Mesopotamian education
Research question: What was school like?
Education in Mesopotamia was very strict. It took place in temples or at academies or homes of priests. Only boys attended school and very few girls. If so, the girls needed to be very wealthy because most people went to school to get a good job. And that job was usually a scribe. If you became a scribe you would become very powerful and much respected!
The principle of the school was called a father or an Unmia which translates to expert. Every Unmia had two assistants. These assistants were usually called big brothers. He was in charge of most of the teaching which would usually be language, economics, farming law, biology space, astronomy and math. The textbooks back then were clay cuneiform tablets. School would start at daybreak and often wouldn’t end until sunset. The Unmia was also in charge of discipline. It was very common that you would see children getting whipped at school. Mostly they would get whipped because they could not speak without permission.
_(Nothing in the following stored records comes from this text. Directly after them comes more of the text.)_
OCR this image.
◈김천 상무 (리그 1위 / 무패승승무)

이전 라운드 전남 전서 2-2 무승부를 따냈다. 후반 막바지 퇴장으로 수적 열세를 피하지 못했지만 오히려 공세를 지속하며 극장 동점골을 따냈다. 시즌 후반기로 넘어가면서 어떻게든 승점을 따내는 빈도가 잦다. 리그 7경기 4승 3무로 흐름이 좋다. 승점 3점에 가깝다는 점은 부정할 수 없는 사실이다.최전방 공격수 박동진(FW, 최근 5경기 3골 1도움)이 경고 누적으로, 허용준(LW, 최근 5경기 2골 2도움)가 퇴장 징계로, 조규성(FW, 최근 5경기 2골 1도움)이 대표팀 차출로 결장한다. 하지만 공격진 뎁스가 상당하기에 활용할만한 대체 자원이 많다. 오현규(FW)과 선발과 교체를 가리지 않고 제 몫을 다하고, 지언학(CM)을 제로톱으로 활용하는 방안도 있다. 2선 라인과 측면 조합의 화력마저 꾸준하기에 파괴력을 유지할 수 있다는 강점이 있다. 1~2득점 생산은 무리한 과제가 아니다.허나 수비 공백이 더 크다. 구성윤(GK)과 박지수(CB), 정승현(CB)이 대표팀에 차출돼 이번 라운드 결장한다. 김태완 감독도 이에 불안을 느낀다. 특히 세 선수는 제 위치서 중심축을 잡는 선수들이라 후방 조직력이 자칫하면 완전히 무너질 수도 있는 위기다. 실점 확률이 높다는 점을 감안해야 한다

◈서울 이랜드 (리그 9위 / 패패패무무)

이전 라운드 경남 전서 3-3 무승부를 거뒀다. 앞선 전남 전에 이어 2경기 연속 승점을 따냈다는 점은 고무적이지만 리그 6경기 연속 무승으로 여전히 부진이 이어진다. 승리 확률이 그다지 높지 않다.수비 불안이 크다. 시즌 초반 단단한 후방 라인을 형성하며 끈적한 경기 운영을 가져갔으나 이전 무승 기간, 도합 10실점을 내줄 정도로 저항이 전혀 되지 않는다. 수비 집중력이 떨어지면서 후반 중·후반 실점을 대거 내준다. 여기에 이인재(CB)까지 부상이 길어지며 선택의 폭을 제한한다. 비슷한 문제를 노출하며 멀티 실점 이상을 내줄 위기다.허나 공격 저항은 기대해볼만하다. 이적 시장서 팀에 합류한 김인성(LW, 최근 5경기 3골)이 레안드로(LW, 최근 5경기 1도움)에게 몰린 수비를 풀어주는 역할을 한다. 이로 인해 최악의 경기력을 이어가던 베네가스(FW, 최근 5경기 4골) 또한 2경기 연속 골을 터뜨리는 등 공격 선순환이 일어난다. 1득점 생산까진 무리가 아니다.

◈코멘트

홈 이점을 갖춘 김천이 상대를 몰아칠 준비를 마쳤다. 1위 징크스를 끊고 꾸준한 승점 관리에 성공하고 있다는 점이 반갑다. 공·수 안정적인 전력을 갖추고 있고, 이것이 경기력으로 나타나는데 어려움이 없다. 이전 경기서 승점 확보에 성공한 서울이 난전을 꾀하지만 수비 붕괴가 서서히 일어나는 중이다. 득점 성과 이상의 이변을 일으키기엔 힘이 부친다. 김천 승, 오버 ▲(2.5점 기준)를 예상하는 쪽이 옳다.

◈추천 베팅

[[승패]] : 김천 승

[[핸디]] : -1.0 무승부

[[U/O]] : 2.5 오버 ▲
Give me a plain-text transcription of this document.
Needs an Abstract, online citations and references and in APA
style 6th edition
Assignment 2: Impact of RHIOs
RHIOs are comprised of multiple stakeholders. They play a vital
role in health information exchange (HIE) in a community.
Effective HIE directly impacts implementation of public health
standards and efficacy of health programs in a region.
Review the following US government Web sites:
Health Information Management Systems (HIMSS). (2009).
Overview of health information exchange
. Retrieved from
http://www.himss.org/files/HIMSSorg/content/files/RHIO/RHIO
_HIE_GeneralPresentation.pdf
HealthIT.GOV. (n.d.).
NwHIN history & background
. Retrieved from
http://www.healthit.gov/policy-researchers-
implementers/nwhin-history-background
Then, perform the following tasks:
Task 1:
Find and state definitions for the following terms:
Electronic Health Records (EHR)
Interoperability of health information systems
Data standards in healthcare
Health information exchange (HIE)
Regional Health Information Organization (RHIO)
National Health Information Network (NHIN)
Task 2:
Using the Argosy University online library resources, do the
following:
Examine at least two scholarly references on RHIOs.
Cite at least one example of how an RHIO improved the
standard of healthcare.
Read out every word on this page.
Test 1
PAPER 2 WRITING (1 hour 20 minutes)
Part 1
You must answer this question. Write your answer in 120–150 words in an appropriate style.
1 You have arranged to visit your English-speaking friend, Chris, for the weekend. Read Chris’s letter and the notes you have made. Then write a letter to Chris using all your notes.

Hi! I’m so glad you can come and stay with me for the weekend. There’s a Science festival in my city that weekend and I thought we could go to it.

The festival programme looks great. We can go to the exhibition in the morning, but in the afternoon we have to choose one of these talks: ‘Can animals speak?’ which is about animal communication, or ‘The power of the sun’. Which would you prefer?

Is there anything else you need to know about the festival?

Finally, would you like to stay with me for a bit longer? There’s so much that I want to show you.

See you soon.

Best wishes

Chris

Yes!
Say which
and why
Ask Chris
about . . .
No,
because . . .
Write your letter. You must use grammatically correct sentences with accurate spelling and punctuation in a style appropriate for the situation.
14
The Sumerians were the first to develop a written language and educational system (now called school). They invented writing at about 3500BC.They Sumerians wrote on clay tablets. They called the language they had created cuneiform. Cuneiform had six hundred letters in total. Students and school were expected to learn all of them! They did so much writing, the schools ended up being called tablet houses. Cuneiform was first symbols but as time went by in changed in to kids of wedges. To become a scribe children had to know cuneiform and how to write in cuneiform, because this was the language used to record things.
When you became a scribe you were not only a very respected person, but you were also very wealthy. Scribes were one of the most powerful people in Mesopotamia.